I’d like to talk about developing and deploying SSIS packages in Azure Data Factory V2. This blog will be quite brief as if you’re using Visual Studio and SQL Server data tools for building your packages, not much changes.

The experience from the development side doesn’t change and if you’re wondering about version control, this does not have to change; it’s the same development paradigm that you’re used to. The only real difference is where we deploy to – more on that in a bit.

Something else to understand about the development experience is that there is no separate version of SSIS required. If you’re building in more recent versions of SQL Server data tools within Visual Studio, you can choose to build your package in SSIS 2012, 2014 or 2017; you choose this setting at the project level.

With SSIS and Azure Data Factory, any of those versions will work. When deploying your project or packages out to the SSIS runtime in ADF, part of that deployment process is an upgrade or migration to the current version of SSIS (currently 2017). You don’t have to change your version in Visual Studio when developing, this happens automatically for you.

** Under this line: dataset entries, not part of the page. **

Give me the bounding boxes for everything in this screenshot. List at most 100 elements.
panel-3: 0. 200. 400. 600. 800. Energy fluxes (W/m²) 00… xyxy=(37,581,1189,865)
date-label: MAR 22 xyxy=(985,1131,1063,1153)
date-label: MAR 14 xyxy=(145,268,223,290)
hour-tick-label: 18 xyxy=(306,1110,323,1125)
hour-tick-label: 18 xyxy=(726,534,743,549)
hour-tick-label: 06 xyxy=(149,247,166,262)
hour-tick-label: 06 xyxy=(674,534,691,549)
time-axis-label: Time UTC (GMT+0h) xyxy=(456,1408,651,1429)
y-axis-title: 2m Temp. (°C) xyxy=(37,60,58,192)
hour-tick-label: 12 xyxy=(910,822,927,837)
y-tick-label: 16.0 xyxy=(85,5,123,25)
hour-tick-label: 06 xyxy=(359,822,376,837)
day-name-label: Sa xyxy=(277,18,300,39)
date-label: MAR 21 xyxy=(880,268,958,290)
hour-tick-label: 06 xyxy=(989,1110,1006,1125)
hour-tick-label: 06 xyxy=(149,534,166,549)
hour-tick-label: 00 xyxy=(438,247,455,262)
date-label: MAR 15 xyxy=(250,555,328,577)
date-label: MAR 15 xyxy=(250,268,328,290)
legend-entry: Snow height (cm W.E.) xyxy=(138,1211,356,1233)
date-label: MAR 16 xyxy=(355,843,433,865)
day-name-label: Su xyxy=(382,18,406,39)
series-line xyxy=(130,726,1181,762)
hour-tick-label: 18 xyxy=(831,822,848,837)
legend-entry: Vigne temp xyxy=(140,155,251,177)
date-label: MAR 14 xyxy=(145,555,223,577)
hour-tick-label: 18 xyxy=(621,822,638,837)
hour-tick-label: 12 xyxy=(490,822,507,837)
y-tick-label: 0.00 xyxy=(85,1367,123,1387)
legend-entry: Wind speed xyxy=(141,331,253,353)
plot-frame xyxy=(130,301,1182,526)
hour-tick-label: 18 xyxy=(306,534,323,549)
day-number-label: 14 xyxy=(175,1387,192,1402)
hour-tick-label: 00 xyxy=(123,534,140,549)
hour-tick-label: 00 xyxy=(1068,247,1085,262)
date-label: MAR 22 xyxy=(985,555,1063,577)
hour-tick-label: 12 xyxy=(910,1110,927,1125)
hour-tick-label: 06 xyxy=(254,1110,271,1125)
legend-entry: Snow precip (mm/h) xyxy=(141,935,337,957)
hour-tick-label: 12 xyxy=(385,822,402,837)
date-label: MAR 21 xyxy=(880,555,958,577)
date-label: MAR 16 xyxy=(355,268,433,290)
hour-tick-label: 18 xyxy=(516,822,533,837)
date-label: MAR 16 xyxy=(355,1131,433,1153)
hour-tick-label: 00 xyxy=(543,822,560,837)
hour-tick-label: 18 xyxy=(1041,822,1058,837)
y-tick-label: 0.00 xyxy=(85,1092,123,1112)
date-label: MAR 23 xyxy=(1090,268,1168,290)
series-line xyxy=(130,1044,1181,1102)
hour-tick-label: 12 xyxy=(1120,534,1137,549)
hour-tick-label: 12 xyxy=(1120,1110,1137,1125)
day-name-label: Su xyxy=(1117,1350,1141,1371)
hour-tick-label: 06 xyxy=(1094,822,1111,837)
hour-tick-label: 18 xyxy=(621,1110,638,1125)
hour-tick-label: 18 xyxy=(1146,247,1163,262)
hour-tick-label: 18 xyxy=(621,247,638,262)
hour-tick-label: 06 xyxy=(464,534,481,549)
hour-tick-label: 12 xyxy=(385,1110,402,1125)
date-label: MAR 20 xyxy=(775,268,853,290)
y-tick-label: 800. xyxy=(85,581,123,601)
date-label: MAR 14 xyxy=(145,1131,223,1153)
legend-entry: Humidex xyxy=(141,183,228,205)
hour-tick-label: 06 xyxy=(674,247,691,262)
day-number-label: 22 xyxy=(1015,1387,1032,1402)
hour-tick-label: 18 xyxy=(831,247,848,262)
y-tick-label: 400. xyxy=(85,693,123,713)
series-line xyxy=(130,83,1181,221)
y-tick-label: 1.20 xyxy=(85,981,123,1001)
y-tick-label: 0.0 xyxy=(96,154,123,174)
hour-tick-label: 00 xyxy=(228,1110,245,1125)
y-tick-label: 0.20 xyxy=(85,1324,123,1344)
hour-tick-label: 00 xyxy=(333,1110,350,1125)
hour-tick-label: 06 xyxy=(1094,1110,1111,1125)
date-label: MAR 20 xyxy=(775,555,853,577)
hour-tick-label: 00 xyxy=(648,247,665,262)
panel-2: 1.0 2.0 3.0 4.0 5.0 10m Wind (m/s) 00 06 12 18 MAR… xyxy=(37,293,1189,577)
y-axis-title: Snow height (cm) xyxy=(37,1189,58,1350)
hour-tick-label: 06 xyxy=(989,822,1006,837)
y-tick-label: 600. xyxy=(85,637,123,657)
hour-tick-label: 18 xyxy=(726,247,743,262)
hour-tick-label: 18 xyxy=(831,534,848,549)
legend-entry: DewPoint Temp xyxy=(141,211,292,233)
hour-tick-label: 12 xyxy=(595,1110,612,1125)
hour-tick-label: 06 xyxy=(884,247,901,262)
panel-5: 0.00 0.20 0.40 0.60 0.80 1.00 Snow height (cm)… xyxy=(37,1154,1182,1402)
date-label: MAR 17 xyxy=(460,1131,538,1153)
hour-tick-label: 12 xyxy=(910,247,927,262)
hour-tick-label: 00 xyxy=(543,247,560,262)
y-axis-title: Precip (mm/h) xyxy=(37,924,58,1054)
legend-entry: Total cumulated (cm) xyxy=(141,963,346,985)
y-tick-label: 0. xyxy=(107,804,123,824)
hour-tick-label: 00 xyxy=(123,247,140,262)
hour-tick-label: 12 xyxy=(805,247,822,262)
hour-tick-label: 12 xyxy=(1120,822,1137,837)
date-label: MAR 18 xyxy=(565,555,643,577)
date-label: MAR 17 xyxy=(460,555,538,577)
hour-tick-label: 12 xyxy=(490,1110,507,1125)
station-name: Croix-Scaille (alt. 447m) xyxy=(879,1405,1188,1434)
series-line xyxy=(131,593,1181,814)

As I mentioned, the biggest difference is deployment. When you choose to deploy to an SSIS catalog hosted in Azure, you’ll be prompted for an authentication method. So, if you’re deploying on prem or using an older version of SQL Server data tools, we had no choice but to use Windows authentication.

But with the new tooling with Visual Studio, you now have a choice of what kind of authentication you want to use when you’re deploying your package out to the SSIS catalog in Azure.

There are many changes in the platform, but the good news is on the development and deployment side, the experience of SSIS in the cloud has not changed a whole lot.